Ongoing management generally requires replacing the steroids that are absent due to the malfunctioning adrenal glands. The most common medication options include:
• Fludrocortisone: a twice daily oral medication. This drug has both glucocorticoid and mineralocorticoid activity, so it is a complete treatment for Addison's.
• or alternatively, DOCP (desoxycorticosterone pivalate): an injection once every 25-30 days.
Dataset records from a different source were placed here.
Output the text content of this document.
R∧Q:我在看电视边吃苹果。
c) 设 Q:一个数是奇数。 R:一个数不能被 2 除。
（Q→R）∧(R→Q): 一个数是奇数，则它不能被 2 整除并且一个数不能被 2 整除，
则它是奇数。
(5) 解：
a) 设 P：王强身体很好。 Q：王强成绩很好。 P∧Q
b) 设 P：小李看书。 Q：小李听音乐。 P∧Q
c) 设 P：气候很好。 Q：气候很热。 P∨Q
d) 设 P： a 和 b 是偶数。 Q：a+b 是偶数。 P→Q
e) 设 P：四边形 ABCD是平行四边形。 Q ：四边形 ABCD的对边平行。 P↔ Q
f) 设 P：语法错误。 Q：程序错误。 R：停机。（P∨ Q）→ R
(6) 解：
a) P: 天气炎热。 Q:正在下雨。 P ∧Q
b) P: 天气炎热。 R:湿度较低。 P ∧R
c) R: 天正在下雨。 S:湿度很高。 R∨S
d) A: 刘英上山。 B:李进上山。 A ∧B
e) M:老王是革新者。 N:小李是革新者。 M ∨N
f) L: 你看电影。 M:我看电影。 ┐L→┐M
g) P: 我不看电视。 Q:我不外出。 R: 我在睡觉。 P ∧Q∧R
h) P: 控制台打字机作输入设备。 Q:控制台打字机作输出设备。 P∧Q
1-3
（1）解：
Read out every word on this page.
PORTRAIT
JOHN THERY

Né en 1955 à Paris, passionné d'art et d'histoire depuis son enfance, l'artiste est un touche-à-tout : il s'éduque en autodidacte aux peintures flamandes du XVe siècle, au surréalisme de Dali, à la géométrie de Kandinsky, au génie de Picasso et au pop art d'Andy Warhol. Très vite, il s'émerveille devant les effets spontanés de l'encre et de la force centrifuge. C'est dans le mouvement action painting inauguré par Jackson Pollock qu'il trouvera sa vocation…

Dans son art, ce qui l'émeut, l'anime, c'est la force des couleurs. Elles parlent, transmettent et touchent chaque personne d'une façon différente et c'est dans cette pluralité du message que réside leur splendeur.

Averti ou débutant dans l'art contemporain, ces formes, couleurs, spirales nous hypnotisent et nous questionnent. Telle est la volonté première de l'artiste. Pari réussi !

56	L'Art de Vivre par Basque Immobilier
DOCP only has mineralocorticoid activity, so additional glucocorticoids (such as prednisone) needs to be given.1

Ongoing care with regular vet checks will be necessary to monitor your dog's progress and response to medication.

Home Care for a Dog with Addison's

In addition to giving your dog their medication daily, you will need to monitor your dog for any signs of recurrence, as well as their drinking and urination. Increased thirst and urination is a side effect of the medication, and may indicate your dog's dose needs to change. It's important never to restrict your dog's access to water, and your vet may recommend keeping a water diary to note how much your dog is drinking. It's also important to feed your dog a high quality diet and keep their weight in check.


1. Lathan P, Thompson A. Management of hypoadrenocorticism (Addison’s disease) in dogs. Vet Med (Auckl). 2018; 9: 1–10.

2. Grzyb, K. 2021. Addison's Disease in Dogs. PetMD.